USAT: For Unattended Retail, The Tech’s The Limit

USA Technologies

Self-service retail is, of course, a fancy term that replaces the traditional vending machine moniker (though kiosks and other digital- and mobile-anchored technologies are rapidly entering the mix, offering self-service options). For so long – and even now – vending machines and unattended retail have often been an unsung and even ignored part of the retail world, even though they offer significant value to consumers in certain situations, and are deployed for relatively high-end product sales by retailers such as Best Buy.

During a recent retail-focused discussion with Paul Stadler, senior vice president at USA Technologies, which sells services related to integrated cashless and mobile transactions in the self-service retail market, Stadler described how the situation is quickly changing, as PYMNTS has long documented. And payments and commerce players best get ready, as that shift could offer tremendous new opportunities for some operators down the road.

 

“We’re seeing a lot of overall change, in numerous forms,” Stadler said. And those changes are not just technological, nor are they only related to the benefits of new payment methods – they are also reflective of changing consumer desires and expectations.

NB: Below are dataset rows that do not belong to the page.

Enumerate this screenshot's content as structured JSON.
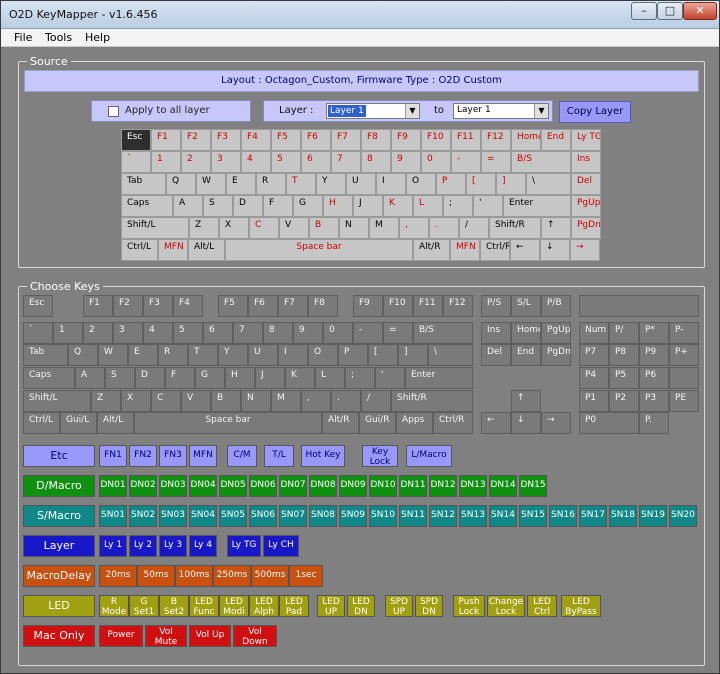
{
  "window": {
    "title": "O2D KeyMapper - v1.6.456"
  },
  "menu": [
    "File",
    "Tools",
    "Help"
  ],
  "source": {
    "caption": "Source",
    "layout_text": "Layout : Octagon_Custom,  Firmware Type : O2D Custom",
    "apply_all_label": "Apply to all layer",
    "layer_label": "Layer :",
    "layer_value": "Layer 1",
    "to_label": "to",
    "to_value": "Layer 1",
    "copy_button": "Copy Layer"
  },
  "choose": {
    "caption": "Choose Keys"
  },
  "colors": {
    "lavender": "#9898f8",
    "green": "#109010",
    "teal": "#108888",
    "blue": "#1818c8",
    "orange": "#c85010",
    "olive": "#a0a010",
    "red": "#d01010"
  }
}
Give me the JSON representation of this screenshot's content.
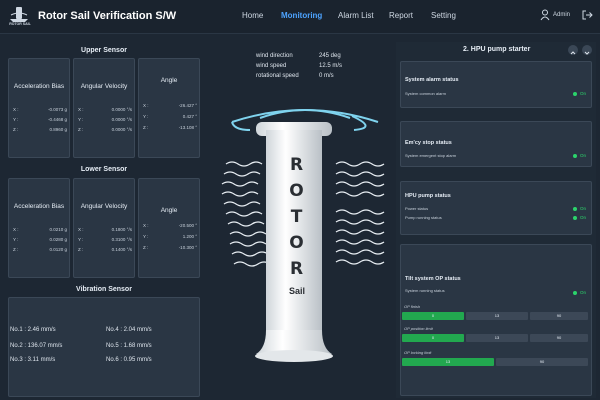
{
  "header": {
    "logo_text": "ROTOR SAIL",
    "title": "Rotor Sail Verification S/W",
    "nav": [
      "Home",
      "Monitoring",
      "Alarm List",
      "Report",
      "Setting"
    ],
    "active_nav": "Monitoring",
    "user_label": "Admin"
  },
  "upper_sensor": {
    "title": "Upper Sensor",
    "cards": [
      {
        "title": "Acceleration Bias",
        "rows": [
          {
            "label": "X :",
            "value": "-0.0073 g"
          },
          {
            "label": "Y :",
            "value": "-0.4468 g"
          },
          {
            "label": "Z :",
            "value": "0.8960 g"
          }
        ]
      },
      {
        "title": "Angular Velocity",
        "rows": [
          {
            "label": "X :",
            "value": "0.0000 °/s"
          },
          {
            "label": "Y :",
            "value": "0.0000 °/s"
          },
          {
            "label": "Z :",
            "value": "0.0000 °/s"
          }
        ]
      },
      {
        "title": "Angle",
        "rows": [
          {
            "label": "X :",
            "value": "-26.427 °"
          },
          {
            "label": "Y :",
            "value": "0.427 °"
          },
          {
            "label": "Z :",
            "value": "-13.108 °"
          }
        ]
      }
    ]
  },
  "lower_sensor": {
    "title": "Lower Sensor",
    "cards": [
      {
        "title": "Acceleration Bias",
        "rows": [
          {
            "label": "X :",
            "value": "0.0210 g"
          },
          {
            "label": "Y :",
            "value": "0.0280 g"
          },
          {
            "label": "Z :",
            "value": "0.0120 g"
          }
        ]
      },
      {
        "title": "Angular Velocity",
        "rows": [
          {
            "label": "X :",
            "value": "0.1800 °/s"
          },
          {
            "label": "Y :",
            "value": "0.3100 °/s"
          },
          {
            "label": "Z :",
            "value": "0.1400 °/s"
          }
        ]
      },
      {
        "title": "Angle",
        "rows": [
          {
            "label": "X :",
            "value": "-20.500 °"
          },
          {
            "label": "Y :",
            "value": "1.200 °"
          },
          {
            "label": "Z :",
            "value": "-10.300 °"
          }
        ]
      }
    ]
  },
  "vibration": {
    "title": "Vibration Sensor",
    "items": [
      "No.1 : 2.46 mm/s",
      "No.2 : 136.07 mm/s",
      "No.3 : 3.11 mm/s",
      "No.4 : 2.04 mm/s",
      "No.5 : 1.68 mm/s",
      "No.6 : 0.95 mm/s"
    ]
  },
  "wind": {
    "rows": [
      {
        "label": "wind direction",
        "value": "245 deg"
      },
      {
        "label": "wind speed",
        "value": "12.5 m/s"
      },
      {
        "label": "rotational speed",
        "value": "0 m/s"
      }
    ]
  },
  "rotor": {
    "letters": [
      "R",
      "O",
      "T",
      "O",
      "R"
    ],
    "sail_text": "Sail"
  },
  "hpu": {
    "title": "2. HPU pump starter",
    "system_alarm": {
      "title": "System alarm status",
      "rows": [
        {
          "label": "System common alarm",
          "status": "On"
        }
      ]
    },
    "emcy_stop": {
      "title": "Em'cy stop status",
      "rows": [
        {
          "label": "System emergent stop alarm",
          "status": "On"
        }
      ]
    },
    "hpu_pump": {
      "title": "HPU pump status",
      "rows": [
        {
          "label": "Power status",
          "status": "On"
        },
        {
          "label": "Pump running status",
          "status": "On"
        }
      ]
    },
    "tilt": {
      "title": "Tilt system OP status",
      "rows": [
        {
          "label": "System running status",
          "status": "On"
        }
      ],
      "op_finish": {
        "label": "OP finish",
        "values": [
          "0",
          "13",
          "90"
        ]
      },
      "op_position": {
        "label": "OP position limit",
        "values": [
          "0",
          "13",
          "90"
        ]
      },
      "op_locking": {
        "label": "OP locking limit",
        "values": [
          "13",
          "90"
        ]
      }
    }
  },
  "colors": {
    "accent": "#4da3ff",
    "on": "#2bd46b",
    "bar_active": "#22a84f",
    "background": "#1d2733"
  },
  "icons": [
    "user-icon",
    "logout-icon",
    "chevron-up-icon",
    "chevron-down-icon"
  ]
}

“Consumers want convenience and frictionless transactions, and they want to be able to buy on their own terms, wherever they want,” said Stadler.

Sound familiar?

It should.

After all, those are some of the macro-trends that promise to define so much of retail and payments in the 2020s. Vending machines and kiosks – and other forms of unattended and self-service retail, which Stadler broadly defines as sales that take place without human interaction on the retail side – will not only ride those trends, but might even influence some of them as well. After all, the use of sophisticated data analysis will almost certainly include more artificial intelligence (AI) efforts, giving retailers yet another deep and nearly real-time view into what consumers want to buy, and how and where they will be buying.

Market Growth

All of this is happening amid market growth for such devices.

As PYMNTS research has shown, sales growth via many unattended retail devices is increasing significantly, and will probably continue to do so. For instance, unattended retail on units bringing in less than $2,000 a year have — after adding cashless payment options — experienced sales growth of up to 110 percent. And machines that get “smarter” in some way also stand as a very hot area of retail, with that market estimated to reach $15 billion by 2025.

That is very hard to ignore.

Even so, notable challenges still face the unattended retail industry, as Stadler pointed out to PYMNTS. “Some machines have been running for 10 years” and have yet to be upgraded, he noted. On the other hand, the relatively slow but now serious deployment of EMV-enabled payment cards and methods in the U.S. is also impacting vending machines and kiosks, which should serve to make them even more attractive to a wider base of customers.

Putting more secure payment methods into unattended retail devices could also help to fuel another trend: the increasing availability of higher-priced retail items in those machines. India offers just one recent example. There, Amazon aims to enable consumers, via kiosks, to buy such goods as Kindle eBook readers, Echo devices, Fire TV Sticks and smart speakers. The goal was to deploy around 100 of those kiosks in malls by the end of 2019, but it was not immediately clear whether that mark had been reached.

Will there be a limit on the value of products sold via unattended retail? “I don’t think so,” Stadler said. “The limits are based on technology.”

After all, even automobiles are sold via vending machines on occasion these days – a practice that is becoming intertwined with auto financing via digital methods.

Insightful Experiences 

There seems little chance that vending machine staples such as potato chips and candy bars will become extinct – but change is happening there, too. And much of that change is fueled by the better, more personalized customer experiences offered via unattended and self-service retail devices.

For instance, fresh-food vending machines are becoming more popular. More generally, with the emergence of not only machine learning (ML) and AI, but also portable and standard application programming interfaces (APIs), the more personalized customer experience will find its way further into unattended retail, Stadler said. And those experiences will serve to increase the appeal of these new types of unattended and self-service retail devices.

“They will be able to understand the customer better, and better sell to them,” he noted.

Say a vending machine or other such device knows that a particular consumer buys a particular soft drink or another item from a particular machine at a particular time, and on a regular basis. Handled correctly, such data can open other doors to sales and retail experiences – that is, better merchandising. “You can use that information to market differently and provide opportunities for loyalty,” Stadler said, providing just two basic examples of what seems to be on the horizon for unattended retail and self-service devices.

Vending machines probably never got the respect they fully deserved, given how useful they were to consumers in often unexpected situations. But it’s reasonable to expect that, going forward, unattended retail won’t be so easily ignored.